JOHANNESBURG, Oct 25 (Reuters) – South African state logistics group Transnet said cable theft had spiked during a strike by its staff this month, further hobbling a freight rail service whose poor performance was already costing exporters billions of rand annually.
Transnet workers went on a 12-day strike over a wage claim from Oct.6, hitting ports and freight rail services in Africa’s most advanced economy.
Before the strike, Transnet’s rail freight services were operating below capacity due to shortages of locomotives, poor maintenance, a lack of spare parts for trains, copper cable theft and vandalism.

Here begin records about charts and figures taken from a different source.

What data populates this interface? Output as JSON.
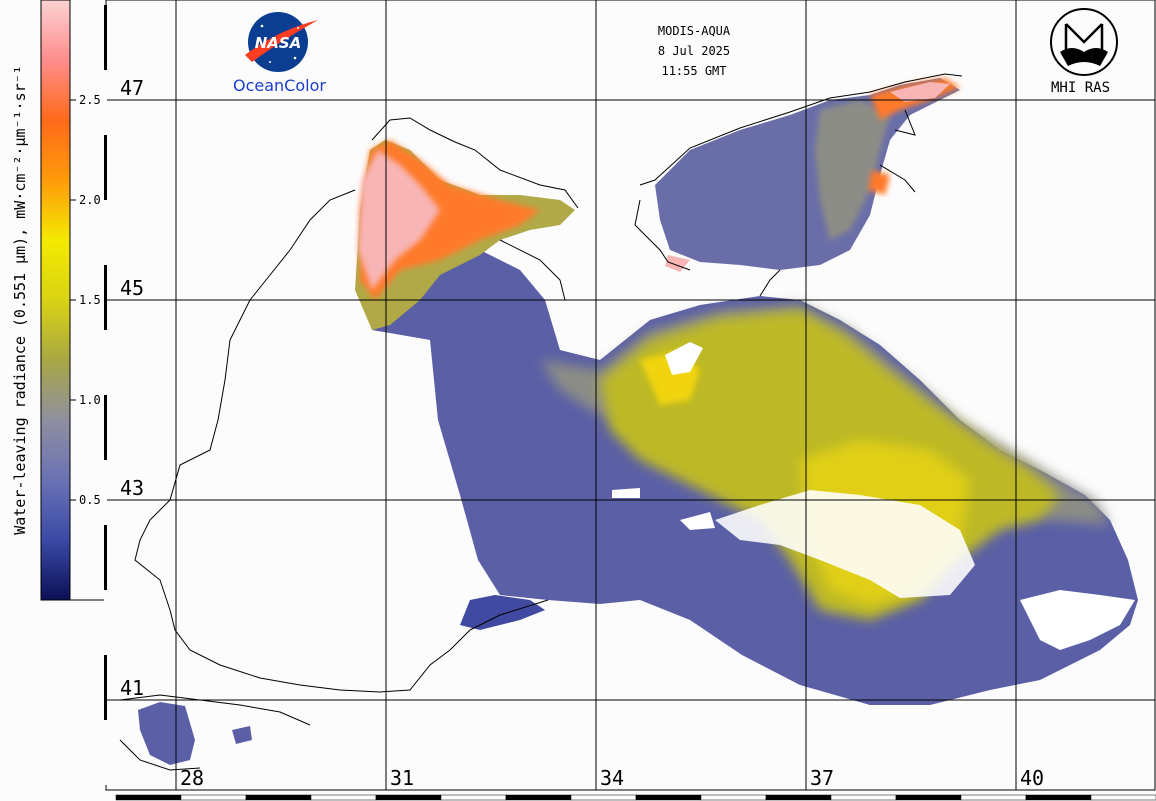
{
  "header": {
    "sensor": "MODIS-AQUA",
    "date": "8 Jul 2025",
    "time": "11:55 GMT"
  },
  "logos": {
    "nasa_text": "NASA",
    "oceancolor_text": "OceanColor",
    "mhi_text": "MHI RAS"
  },
  "colorbar": {
    "label": "Water-leaving radiance (0.551 µm), mW·cm⁻²·µm⁻¹·sr⁻¹",
    "ticks": [
      "0.5",
      "1.0",
      "1.5",
      "2.0",
      "2.5"
    ],
    "range": [
      0,
      3.0
    ],
    "colors": [
      "#0b0f55",
      "#3b4aa6",
      "#6a72b4",
      "#8f8fa0",
      "#a9a744",
      "#d9d313",
      "#f3ea00",
      "#ff9a0a",
      "#ff6a1a",
      "#ff8d8d",
      "#fbd2d2"
    ]
  },
  "map": {
    "lat_labels": [
      "47",
      "45",
      "43",
      "41"
    ],
    "lon_labels": [
      "28",
      "31",
      "34",
      "37",
      "40"
    ],
    "colors": {
      "low": "#5a60a8",
      "mid": "#8a8c8a",
      "high": "#c7c22a",
      "bright": "#e8d21a",
      "very_high": "#ff7a2a",
      "peak": "#f8b5b5",
      "cloud": "#ffffff",
      "land": "#fcfcfc"
    }
  }
}
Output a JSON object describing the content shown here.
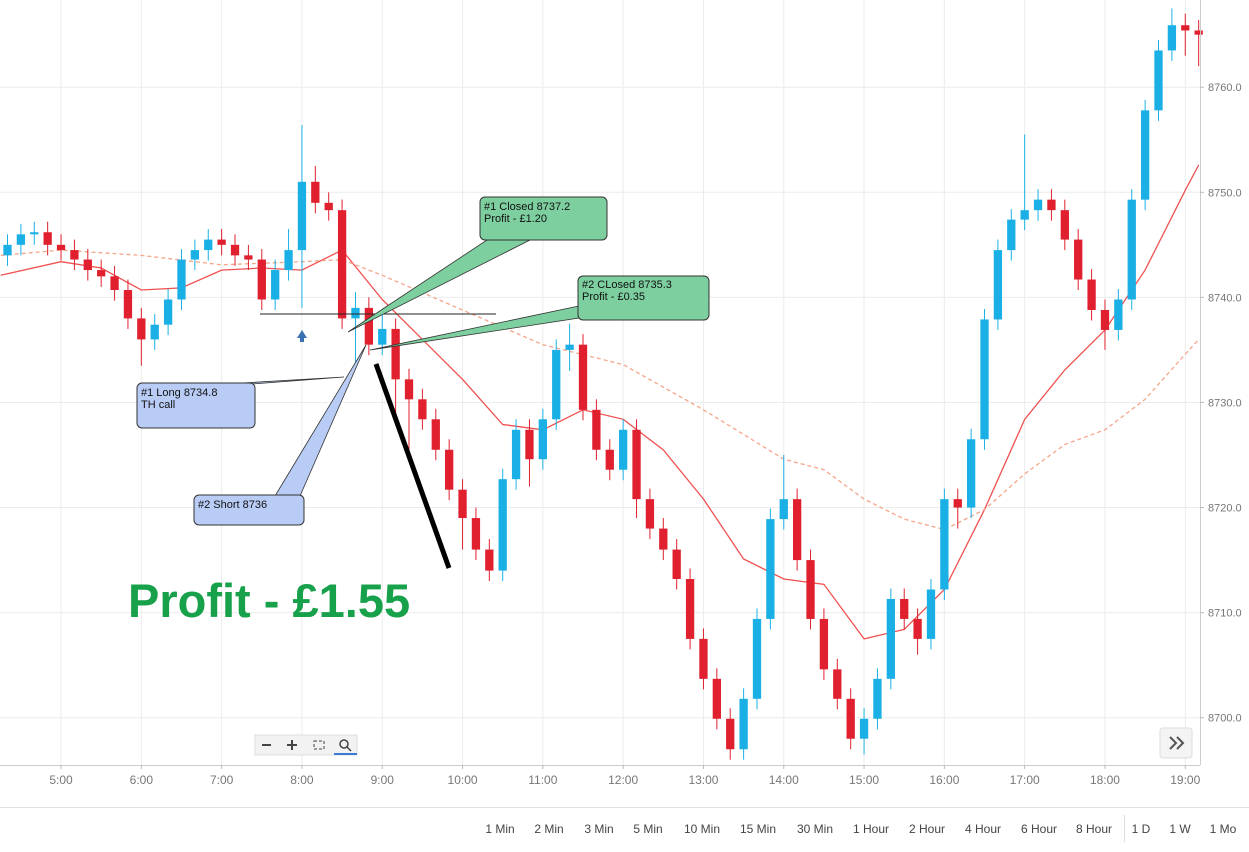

During a media briefing on Tuesday, Transnet executives said cable theft had increased due to low levels of security staff during the strike, particularly on the container corridor – which runs between commercial hub Johannesburg and the port of Durban on the Indian ocean – which lost 12 kilometres of cable during the walkout.
“We are looking at a 22% increase in cable theft just on the container corridor over the course of the strike,” said Rudzani Ligege, Transnet managing executive for operations in the area.
There were also isolated incidents of vandalism of locomotives during the early stages of the strike, Marius Bennett, Transnet’s general manager for security, said.
Despite the nearly two-week strike, Transnet said it still aims to haul 60 million tonnes of coal in its financial year through March 2023.
“We are working tirelessly to continue the improvements that we started to see before the strike started,” said Ali Motala, managing executive for Transnet Freight Rail’s north corridor, which hauls thermal coal from mines to Richards Bay Coal Terminal.
Transnet’s freight rail service had operated at 18% of capacity during the strike, officials said, leaving exporters, especially miners, counting huge losses.
The Minerals Council of South Africa said each day of the strike cost miners 815 million rand ($44 million) in lost export revenue.